As federal minister of health in Germany, Daniel Bahr oversaw the implementation of wide-reaching reforms to Germany’s prescription drug market. In a new CAP paper, he offers his unique perspective to explain these reforms and how the United States can learn from Germany’s example.
Rising prescription drug prices have posed a challenge to health care systems all over the world. This is particularly true in the United States, which has the highest prescription drug prices among major countries, paying more than twice as much as countries such as Australia and the United Kingdom. Although drugs continue to increase in price, we often know little about whether improvements in the effectiveness of these drugs are keeping pace. Many other countries evaluate drugs by funding comparative effectiveness research, or CER, which evaluates the clinical effectiveness of two or more medical treatments, drugs, or medical devices. Alternatively, some countries focus on cost-effectiveness and prefer cost-benefit analyses, which contrast the price of a drug against the added benefit to patients. While the consideration of cost is controversial in many countries, including the United States, CER considers only the differences in clinical benefit for patients between two or more treatments.

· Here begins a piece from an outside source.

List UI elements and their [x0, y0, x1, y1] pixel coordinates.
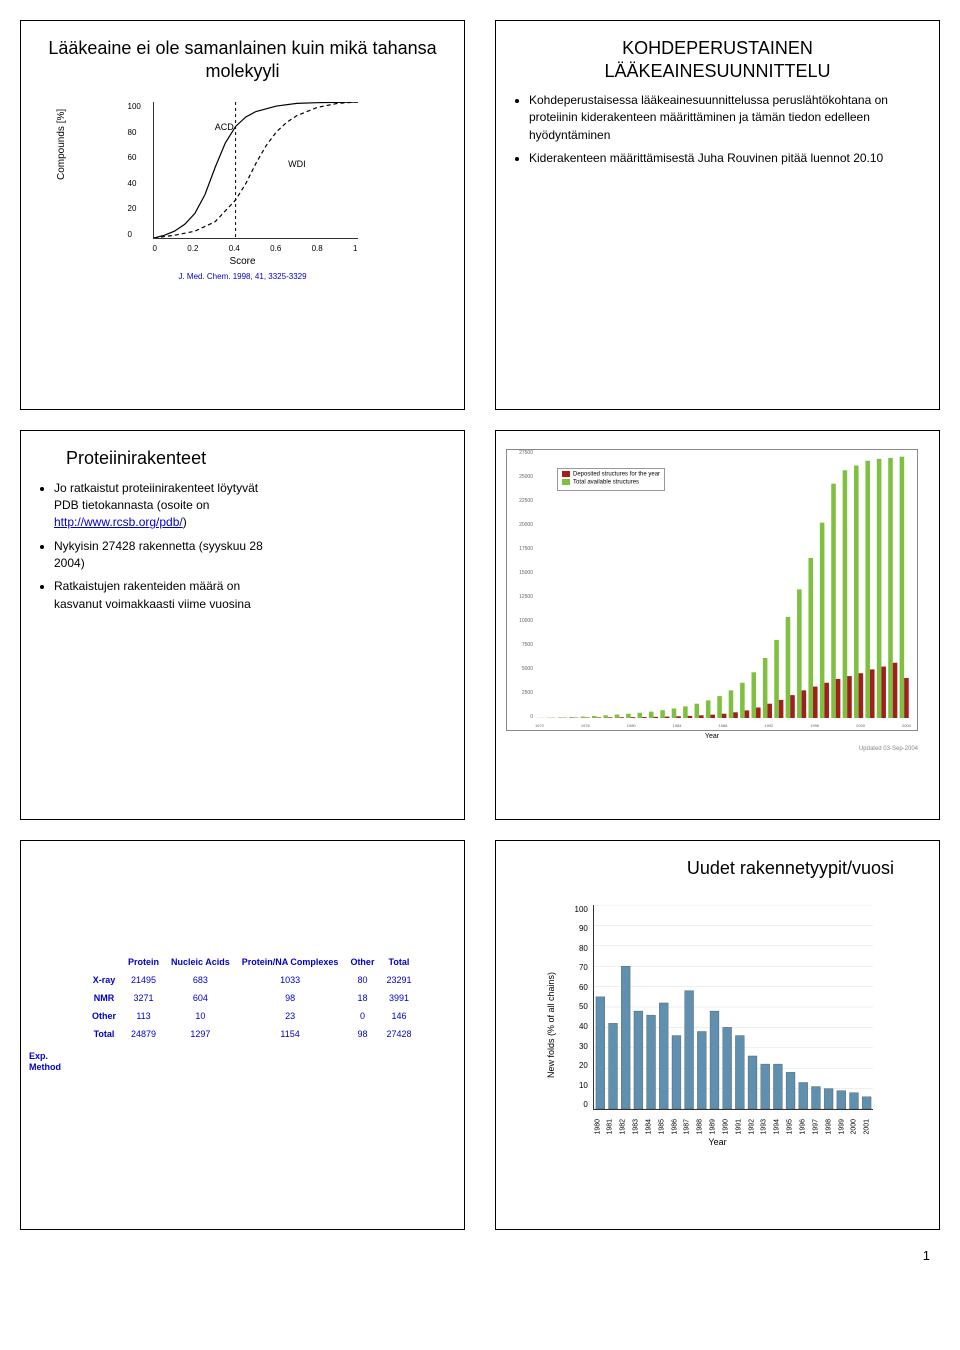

Since the United States has traditionally underinvested in CER and consequently suffers from a lack of meaningful comparative information on medical treatments, the Affordable Care Act created the Patient-Centered Outcomes Research Institute, or PCORI, to publicly fund CER in the United States. As PCORI decides how to allocate its substantial research funding, it should look abroad to see how other countries have successfully funded and utilized high-priority CER.